Rightly or wrongly, Obama has made the settlement issue a test of his credibility, and if he backs down then all the progress he has made will wash away instantly. That makes this a pivotal moment, whether or not an Obama administration focused on Iran wants it to be one. Most Palestinians, with their well-earned skepticism of American policy, expect Obama to back down. Most Israelis probably do as well. And that would be tragic, because without much publicity Obama's pressure has already started generating some important results on the ground -- not just Netanyahu's carefully hedged uttering of an emasculated two state formula, but the significant easing of checkpoints and roadblocks in the West Bank, the lifting of some of the more ludicrous parts of the blockade of Gaza, the release of Hamas prisoners (including its Parliamentarians) by both the Palestinian Authority and Israel, and reports that the Egyptians are planning an unveiling of a Hamas-Fatah unity government agreement on July 7.
That Israel has quietly made significant changes to the checkpoints in the last few weeks -- after ignoring six years worth of Road Map commitments, snubbing Tony Blair and the Quartet's persistent demands, dismissing the recommendations of the World Bank and other international development agencies, and greatly expanding them even while negotiating during the Annapolis process -- suggests that Obama's tough love approach has actually been the only one able to achieve real results. It hasn't gotten much publicity, and it's only a minor thing in the wider context of the occupation, the battle over the settlements, the tortuous politics of the final status issues, the trends in Israeli politics and the disastrous Palestinian political divisions. But it shows that there is already something to show for his policy and that it's worth fighting for. But all those developments could disappear in a heartbeat if the Israelis decide that they have gotten the better of the Obama administration.
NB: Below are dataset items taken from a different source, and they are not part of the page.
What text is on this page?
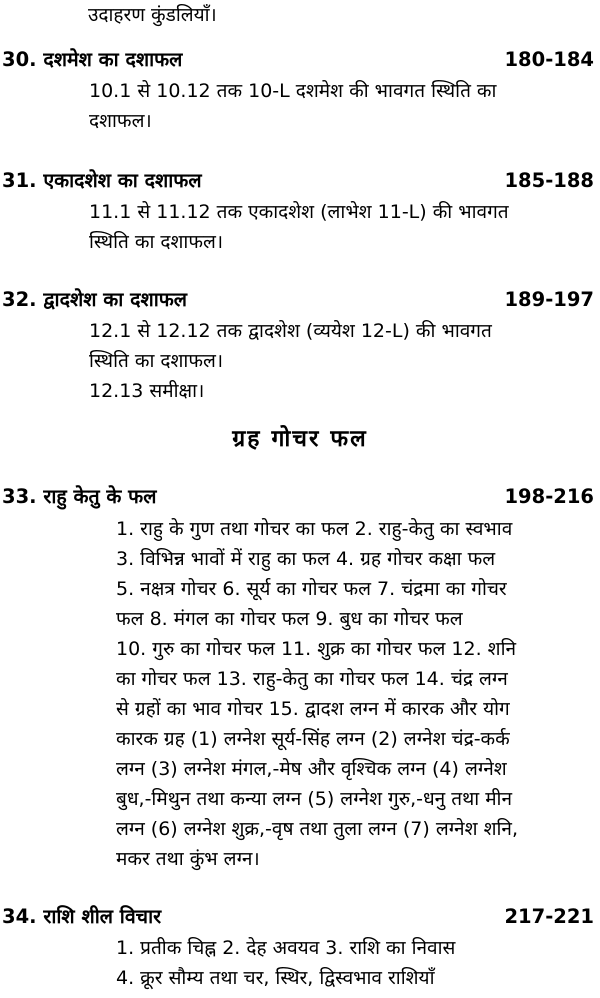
उदाहरण कुंडलियाँ।
30. दशमेश का दशाफल	180-184
10.1 से 10.12 तक 10-L दशमेश की भावगत स्थिति का
दशाफल।
31. एकादशेश का दशाफल	185-188
11.1 से 11.12 तक एकादशेश (लाभेश 11-L) की भावगत
स्थिति का दशाफल।
32. द्वादशेश का दशाफल	189-197
12.1 से 12.12 तक द्वादशेश (व्ययेश 12-L) की भावगत
स्थिति का दशाफल।
12.13 समीक्षा।
ग्रह गोचर फल
33. राहु केतु के फल	198-216
1. राहु के गुण तथा गोचर का फल 2. राहु-केतु का स्वभाव
3. विभिन्न भावों में राहु का फल 4. ग्रह गोचर कक्षा फल
5. नक्षत्र गोचर 6. सूर्य का गोचर फल 7. चंद्रमा का गोचर
फल 8. मंगल का गोचर फल 9. बुध का गोचर फल
10. गुरु का गोचर फल 11. शुक्र का गोचर फल 12. शनि
का गोचर फल 13. राहु-केतु का गोचर फल 14. चंद्र लग्न
से ग्रहों का भाव गोचर 15. द्वादश लग्न में कारक और योग
कारक ग्रह (1) लग्नेश सूर्य-सिंह लग्न (2) लग्नेश चंद्र-कर्क
लग्न (3) लग्नेश मंगल,-मेष और वृश्चिक लग्न (4) लग्नेश
बुध,-मिथुन तथा कन्या लग्न (5) लग्नेश गुरु,-धनु तथा मीन
लग्न (6) लग्नेश शुक्र,-वृष तथा तुला लग्न (7) लग्नेश शनि,
मकर तथा कुंभ लग्न।
34. राशि शील विचार	217-221
1. प्रतीक चिह्न 2. देह अवयव 3. राशि का निवास
4. क्रूर सौम्य तथा चर, स्थिर, द्विस्वभाव राशियाँ
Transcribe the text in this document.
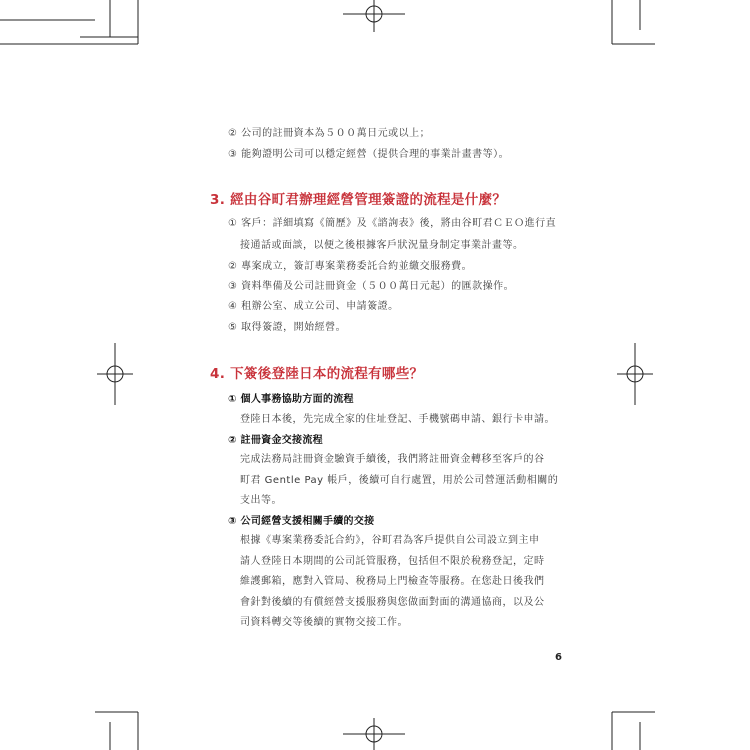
② 公司的註冊資本為５００萬日元或以上；
③ 能夠證明公司可以穩定經營（提供合理的事業計畫書等）。
3. 經由谷町君辦理經營管理簽證的流程是什麼？
① 客戶：詳細填寫《簡歷》及《諮詢表》後，將由谷町君ＣＥＯ進行直
接通話或面談，以便之後根據客戶狀況量身制定事業計畫等。
② 專案成立，簽訂專案業務委託合約並繳交服務費。
③ 資料準備及公司註冊資金（５００萬日元起）的匯款操作。
④ 租辦公室、成立公司、申請簽證。
⑤ 取得簽證，開始經營。
4. 下簽後登陸日本的流程有哪些？
① 個人事務協助方面的流程
登陸日本後，先完成全家的住址登記、手機號碼申請、銀行卡申請。
② 註冊資金交接流程
完成法務局註冊資金驗資手續後，我們將註冊資金轉移至客戶的谷
町君 Gentle Pay 帳戶，後續可自行處置，用於公司營運活動相關的
支出等。
③ 公司經營支援相關手續的交接
根據《專案業務委託合約》，谷町君為客戶提供自公司設立到主申
請人登陸日本期間的公司託管服務，包括但不限於稅務登記，定時
維護郵箱，應對入管局、稅務局上門檢查等服務。在您赴日後我們
會針對後續的有償經營支援服務與您做面對面的溝通協商，以及公
司資料轉交等後續的實物交接工作。
6
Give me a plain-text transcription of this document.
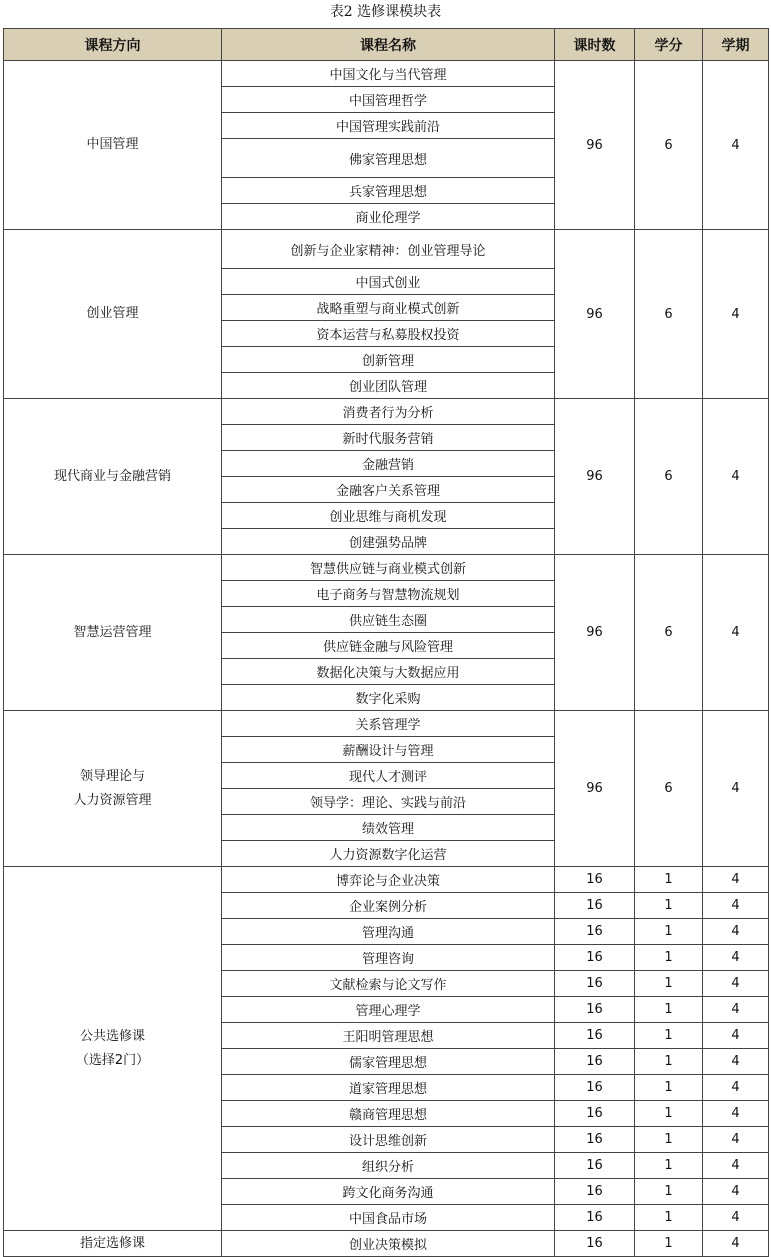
表2 选修课模块表
课程方向	课程名称	课时数	学分	学期

中国管理	中国文化与当代管理	96	6	4
	中国管理哲学			
	中国管理实践前沿			
	佛家管理思想			
	兵家管理思想			
	商业伦理学			

创业管理	创新与企业家精神：创业管理导论	96	6	4
	中国式创业			
	战略重塑与商业模式创新			
	资本运营与私募股权投资			
	创新管理			
	创业团队管理			

现代商业与金融营销	消费者行为分析	96	6	4
	新时代服务营销			
	金融营销			
	金融客户关系管理			
	创业思维与商机发现			
	创建强势品牌			

智慧运营管理	智慧供应链与商业模式创新	96	6	4
	电子商务与智慧物流规划			
	供应链生态圈			
	供应链金融与风险管理			
	数据化决策与大数据应用			
	数字化采购			

领导理论与
人力资源管理	关系管理学	96	6	4
	薪酬设计与管理			
	现代人才测评			
	领导学：理论、实践与前沿			
	绩效管理			
	人力资源数字化运营			

公共选修课
（选择2门）	博弈论与企业决策	16	1	4
	企业案例分析	16	1	4
	管理沟通	16	1	4
	管理咨询	16	1	4
	文献检索与论文写作	16	1	4
	管理心理学	16	1	4
	王阳明管理思想	16	1	4
	儒家管理思想	16	1	4
	道家管理思想	16	1	4
	赣商管理思想	16	1	4
	设计思维创新	16	1	4
	组织分析	16	1	4
	跨文化商务沟通	16	1	4
	中国食品市场	16	1	4
指定选修课	创业决策模拟	16	1	4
Peace Now (via) gives a rundown of the top "myths" used to justify avoiding a settlement freeze. A big problem is that even the more reasonable anti-freeze arguments (like "vertical growth") aren't being deployed in good faith. And in any event, a goodly chunk of settler growth isn't coming from natural growth anyway.
I'm not adverse to a face saving compromise here. But it has to involve more that symbolic concessions by the Israelis -- it needs to get us moving down the real path to creating a viable environment to a Palestinian state. And, I should add, if such a genuine compromise is reached, then I fully expect pro-peace elements of the blogosphere to support it and demand it be seen as a real step forward. A lot of times when Israelis and Palestinians take important steps, their opposing partisans dismiss them as falling short of the ideal. Of course they do -- if people were behaving ideally, we wouldn't have a conflict anymore. But we're long past the time when we could afford to let the perfect be the enemy of the good.